La réforme luthérienne a aussi bénéficié de la nouvelle représentation du monde que l’on doit aux humanistes. Ceux-ci, Erasme notamment, prônent le retour aux textes originaux. Ce point de vue permet aux réformateurs de rappeler que la foi prend sa source dans la Bible, pas dans l’Eglise. En conséquence, le texte doit être traduit dans la langue du peuple, ce qui sera fait en 1534. La Bible en allemand sera imprimée aussitôt par dizaines de milliers d’exemplaires et diffusée largement, bien que son coût d’acquisition corresponde à l’achat d’une petite voiture pour une famille actuelle.

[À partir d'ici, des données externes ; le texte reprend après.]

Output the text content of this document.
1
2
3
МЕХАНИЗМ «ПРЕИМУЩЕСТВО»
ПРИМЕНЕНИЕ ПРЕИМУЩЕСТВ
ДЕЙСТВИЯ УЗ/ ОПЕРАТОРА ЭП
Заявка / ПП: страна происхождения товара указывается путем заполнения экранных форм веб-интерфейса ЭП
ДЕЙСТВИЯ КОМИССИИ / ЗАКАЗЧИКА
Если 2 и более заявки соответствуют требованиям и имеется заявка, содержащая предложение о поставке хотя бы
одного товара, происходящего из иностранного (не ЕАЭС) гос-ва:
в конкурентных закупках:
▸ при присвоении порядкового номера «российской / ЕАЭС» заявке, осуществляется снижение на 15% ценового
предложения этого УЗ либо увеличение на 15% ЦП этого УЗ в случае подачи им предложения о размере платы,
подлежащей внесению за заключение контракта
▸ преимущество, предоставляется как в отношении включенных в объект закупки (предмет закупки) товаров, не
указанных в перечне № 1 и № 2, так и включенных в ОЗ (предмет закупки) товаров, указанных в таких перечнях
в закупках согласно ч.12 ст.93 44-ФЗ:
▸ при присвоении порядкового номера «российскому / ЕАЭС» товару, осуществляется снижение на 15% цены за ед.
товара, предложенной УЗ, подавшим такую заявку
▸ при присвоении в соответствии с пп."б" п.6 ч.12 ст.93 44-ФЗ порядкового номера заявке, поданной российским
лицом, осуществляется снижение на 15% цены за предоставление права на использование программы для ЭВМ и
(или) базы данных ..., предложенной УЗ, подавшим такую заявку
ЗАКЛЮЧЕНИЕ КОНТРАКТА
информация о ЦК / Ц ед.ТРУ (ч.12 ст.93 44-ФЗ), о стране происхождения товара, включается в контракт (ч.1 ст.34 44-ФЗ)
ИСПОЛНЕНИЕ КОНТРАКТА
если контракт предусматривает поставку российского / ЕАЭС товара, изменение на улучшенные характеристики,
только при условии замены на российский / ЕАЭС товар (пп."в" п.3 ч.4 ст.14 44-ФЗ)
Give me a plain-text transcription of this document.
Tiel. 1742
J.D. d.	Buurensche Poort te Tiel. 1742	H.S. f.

A ces deux éléments s’ajoute l’exaspération que suscitent en Allemagne les levées d’impôts de l’institution pontificale, laquelle a alors besoin de beaucoup d’argent pour construire la basilique Saint-Pierre à Rome. Enfin, l’anticléricalisme a aussi joué un rôle dans la diffusion de la Réforme. Dans certaines villes, le clergé pouvait atteindre 10% de la population.

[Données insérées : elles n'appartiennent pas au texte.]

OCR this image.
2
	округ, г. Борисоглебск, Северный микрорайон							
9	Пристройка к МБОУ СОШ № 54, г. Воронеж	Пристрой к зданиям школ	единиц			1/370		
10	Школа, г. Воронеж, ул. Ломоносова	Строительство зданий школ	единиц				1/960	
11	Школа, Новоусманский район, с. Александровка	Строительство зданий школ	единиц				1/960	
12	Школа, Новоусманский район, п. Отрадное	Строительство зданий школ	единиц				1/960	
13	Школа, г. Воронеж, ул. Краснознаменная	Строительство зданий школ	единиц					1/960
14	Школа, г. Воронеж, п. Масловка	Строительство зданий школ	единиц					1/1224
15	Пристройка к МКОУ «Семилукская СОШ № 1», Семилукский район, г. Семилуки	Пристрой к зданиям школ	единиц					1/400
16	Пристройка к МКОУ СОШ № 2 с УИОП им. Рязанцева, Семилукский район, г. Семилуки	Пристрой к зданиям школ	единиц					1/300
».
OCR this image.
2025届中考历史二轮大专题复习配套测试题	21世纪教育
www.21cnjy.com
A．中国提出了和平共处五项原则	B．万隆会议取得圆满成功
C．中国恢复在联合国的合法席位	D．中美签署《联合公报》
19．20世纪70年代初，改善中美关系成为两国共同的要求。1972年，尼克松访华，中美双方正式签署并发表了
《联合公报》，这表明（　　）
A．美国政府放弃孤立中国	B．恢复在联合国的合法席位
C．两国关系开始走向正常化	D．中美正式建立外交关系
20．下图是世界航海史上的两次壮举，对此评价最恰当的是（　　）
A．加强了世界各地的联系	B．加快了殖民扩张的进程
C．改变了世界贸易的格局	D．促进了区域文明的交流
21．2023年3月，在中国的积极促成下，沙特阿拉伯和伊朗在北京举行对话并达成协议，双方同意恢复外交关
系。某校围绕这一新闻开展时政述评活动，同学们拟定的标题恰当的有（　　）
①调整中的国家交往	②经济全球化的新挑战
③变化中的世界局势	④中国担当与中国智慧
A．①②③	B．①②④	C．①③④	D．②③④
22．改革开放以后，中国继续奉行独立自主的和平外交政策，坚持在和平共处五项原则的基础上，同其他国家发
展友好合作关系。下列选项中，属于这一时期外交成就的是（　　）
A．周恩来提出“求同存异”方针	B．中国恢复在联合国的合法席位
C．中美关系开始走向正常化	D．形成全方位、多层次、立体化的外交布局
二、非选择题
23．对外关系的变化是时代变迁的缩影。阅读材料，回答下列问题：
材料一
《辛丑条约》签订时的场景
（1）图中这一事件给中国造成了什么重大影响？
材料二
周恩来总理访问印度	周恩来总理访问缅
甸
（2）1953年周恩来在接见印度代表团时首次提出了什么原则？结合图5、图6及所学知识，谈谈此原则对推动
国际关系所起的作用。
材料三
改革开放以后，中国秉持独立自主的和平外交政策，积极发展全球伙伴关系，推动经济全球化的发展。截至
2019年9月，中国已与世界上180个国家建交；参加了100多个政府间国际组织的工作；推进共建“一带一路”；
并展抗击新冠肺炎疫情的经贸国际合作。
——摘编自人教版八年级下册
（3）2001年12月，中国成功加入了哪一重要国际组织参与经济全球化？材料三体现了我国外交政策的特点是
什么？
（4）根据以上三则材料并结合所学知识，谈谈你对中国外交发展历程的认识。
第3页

Quelles sont les valeurs ­fondatrices de la Réforme?

Je cite volontiers cette belle formule de l’historien Lucien Febvre, dans les années 1920: «Ce qui importe à Luther, c’est Luther.» Le moine allemand est très soucieux de son salut et le jugement divin l’angoisse. Il comprend soudain que la «justice de Dieu» désigne non pas la capacité et la volonté divines de sanctionner, mais le don de justice fait à tout croyant. Ce retournement est au cœur de toute la Réforme.

Dès lors, Dieu ayant donné son amour, chacun est invité à en témoigner aux autres. La Réforme revisite ainsi le sens de la charité pratiquée depuis longtemps – le mendiant est reçu dans les hospices comme une image du Christ. Désormais, les pauvres doivent faire l’objet de la charité sociale, pas seulement individuelle. La Réforme institue aussi une religion personnelle, sans clergé.

Ce mouvement a aussi fait ­progresser la notion de liberté de conscience...

Luther revendique en effet une conscience soumise seulement à la Bible, libre vis-à vis du pape et de l’empereur. Mais il faudra d’autres étapes pour que la notion de liberté de conscience prenne son sens actuel: Luther n’est pas d’emblée prêt à reconnaître la liberté de l’autre. Y compris de ne pas croire. La possibilité qu’esquisse la Réforme pour l’être humain de se tenir librement devant Dieu, sans intermédiaires, va inspirer des générations. C’est forts de ce surplus de confiance que l’instruction mais aussi le commerce vont se développer. La Réforme a aussi contribué, malgré elle, à façonner l’idée de diversité religieuse. On a pu y voir un danger, la pluralité ayant amené les sanglantes guerres de religion.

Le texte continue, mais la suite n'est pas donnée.